Forum Moderators: DixonJones

Message Too Old, No Replies

Unknown crawlers with dynamic ip's

Crawlers using dyamic ip's

         

rsmarsha

9:52 am on Mar 16, 2007 (gmt 0)

10+ Year Member



We have had the following crawlers hitting the site at the same time every day for a while now:

87117

16 Mar, 07:40:53, 84-12-#*$!-184.dyn.example.co.uk, 282 pages
Windows 2003, Explorer 6.0

87119

16 Mar, 07:40:53, 84-12-#*$!-194.dyn.example.co.uk, 230 pages
Windows 2003, Explorer 6.0

87116

16 Mar, 07:40:52, host-84-9-XX-50.example.com, 262 pages
Windows 2003, Explorer 6.0

They use common user agents and are coming from personal ips' ip ranges. The providers in question have either denied the crawlers are using their service, or that there is nothing they can do about it.

Any ideas on how we can stop the offending crawlers?

[edited by: Receptional at 10:56 am (utc) on Mar. 16, 2007]
[edit reason] Anonymised /examplified the IPs [/edit]

Receptional

10:59 am on Mar 16, 2007 (gmt 0)



I'm no programmer, but presumably they are loading these pages in very quick succession? Wouldn't it be possible to block any IP number in that ISP's range that loads (say) 10 pages in a minute for a period of (say) 10 minutes, making the crawler stop in its tracks without overly hampering the not user on the same ISP's IP number?

rsmarsha

11:25 am on Mar 16, 2007 (gmt 0)

10+ Year Member



Thats a nice idea, will have to look into how i'd go about doing that. :)

eelixduppy

11:39 am on Mar 16, 2007 (gmt 0)



Make sure you don't block Google, Yahoo, etc... :)

rsmarsha

12:51 pm on Mar 16, 2007 (gmt 0)

10+ Year Member



Yeah it wouldn't be a problem, i'd lookup the ranges for the isp of the offenders and work it around those.

Not sure how to go about it at present. No idea if you can do something like was suggested above with apache's httpd.conf or if it would have to be a php method.

The stat program that gave me the full details (bbclone), only records full details of the last 100 or so.

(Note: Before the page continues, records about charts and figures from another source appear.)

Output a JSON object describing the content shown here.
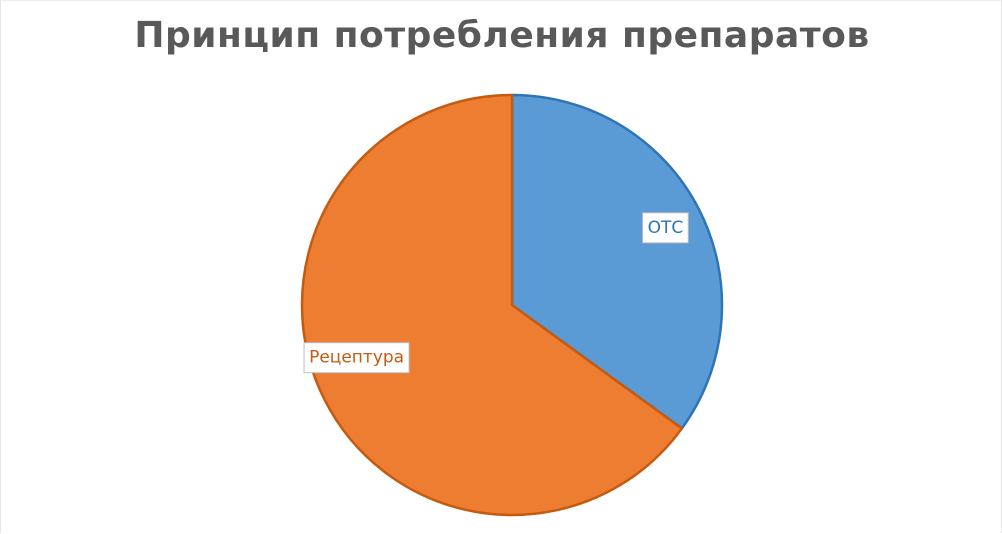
{
  "chart_data": {
    "type": "pie",
    "title": "Принцип потребления препаратов",
    "categories": [
      "ОТС",
      "Рецептура"
    ],
    "values": [
      35,
      65
    ],
    "colors": [
      "#5b9bd5",
      "#ed7d31"
    ],
    "stroke_colors": [
      "#2e75b6",
      "#c55a11"
    ],
    "start_angle_deg": 0,
    "direction": "clockwise",
    "legend": "none",
    "data_labels": "category-name"
  }
}
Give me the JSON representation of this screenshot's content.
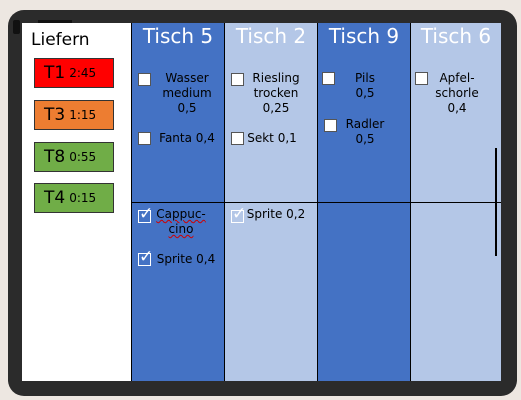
{
  "sidebar": {
    "title": "Liefern",
    "tickets": [
      {
        "table": "T1",
        "time": "2:45",
        "color": "#ff0000"
      },
      {
        "table": "T3",
        "time": "1:15",
        "color": "#ed7d31"
      },
      {
        "table": "T8",
        "time": "0:55",
        "color": "#70ad47"
      },
      {
        "table": "T4",
        "time": "0:15",
        "color": "#70ad47"
      }
    ]
  },
  "tables": [
    {
      "title": "Tisch 5",
      "open_items": [
        {
          "lines": [
            "Wasser",
            "medium",
            "0,5"
          ]
        },
        {
          "lines": [
            "Fanta 0,4"
          ]
        }
      ],
      "done_items": [
        {
          "lines": [
            "Cappuc-",
            "cino"
          ]
        },
        {
          "lines": [
            "Sprite 0,4"
          ]
        }
      ]
    },
    {
      "title": "Tisch 2",
      "open_items": [
        {
          "lines": [
            "Riesling",
            "trocken",
            "0,25"
          ]
        },
        {
          "lines": [
            "Sekt 0,1"
          ]
        }
      ],
      "done_items": [
        {
          "lines": [
            "Sprite 0,2"
          ]
        }
      ]
    },
    {
      "title": "Tisch 9",
      "open_items": [
        {
          "lines": [
            "Pils",
            "0,5"
          ]
        },
        {
          "lines": [
            "Radler",
            "0,5"
          ]
        }
      ],
      "done_items": []
    },
    {
      "title": "Tisch 6",
      "open_items": [
        {
          "lines": [
            "Apfel-",
            "schorle",
            "0,4"
          ]
        }
      ],
      "done_items": []
    }
  ],
  "icons": {
    "checkmark": "✓"
  },
  "colors": {
    "column_dark": "#4472c4",
    "column_light": "#b4c7e7",
    "urgent": "#ff0000",
    "warning": "#ed7d31",
    "ok": "#70ad47"
  }
}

When i get in Monday i'll take a full print of which pages they accessed that day and for how long so i can work out the pages per second block as Receptional suggested. :) The stat program that gave me the full details (bbclone), only records full details for a certain amount of previous visitors.

motorhaven

11:04 pm on Mar 16, 2007 (gmt 0)

10+ Year Member Top Contributors Of The Month



Set up honey pots that trap them and auto-ban them. Use hidden links that users can't see but the crawlers will. Exclude "valid" crawlers from the honey pot(s) via robots.txt.

Our honey pots trap at least one of these daily.

rsmarsha

8:38 am on Mar 19, 2007 (gmt 0)

10+ Year Member



Already have one set up. The problem with these is they are not following the links, just set categories and product pages. The same ones every day.

motorhaven

11:57 pm on Mar 19, 2007 (gmt 0)

10+ Year Member Top Contributors Of The Month



Are they loading images as well? I have code in place that detects browsers that should load images but don't. Very few legit surfers these days turn off images.

rsmarsha

9:18 am on Mar 20, 2007 (gmt 0)

10+ Year Member



Not sure to be honest, i just get a list of the pages they have visited.

Tastatura

9:25 am on Mar 20, 2007 (gmt 0)

10+ Year Member



The problem with these is they are not following the links, just set categories and product pages. The same ones every day.

This *might* be a competitor keeping tabs on your prices (or someone else interested in your product/prices for what ever reason)

rsmarsha

3:29 pm on Mar 20, 2007 (gmt 0)

10+ Year Member



Thats what i'm thinking. Just need to work out a way to stop them doing it.

Tastatura

4:08 pm on Mar 20, 2007 (gmt 0)

10+ Year Member



Thats what i'm thinking. Just need to work out a way to stop them doing it.

If that is the case, and you can positively identify them (particular pages that they grab, frequency, etc.) you could have some "fun" with them - such as serving (different then actual) prices for products.

rsmarsha

4:45 pm on Mar 20, 2007 (gmt 0)

10+ Year Member



Hehe i'm liking that idea. :)

I just can't think of a way to determine it's them as they are using dynamic ip's.

If i track their pages over a few days i can see if they are looking at the same pages daily. Not sure how to detect frequency of page load (with php or something in apache conf, preferably).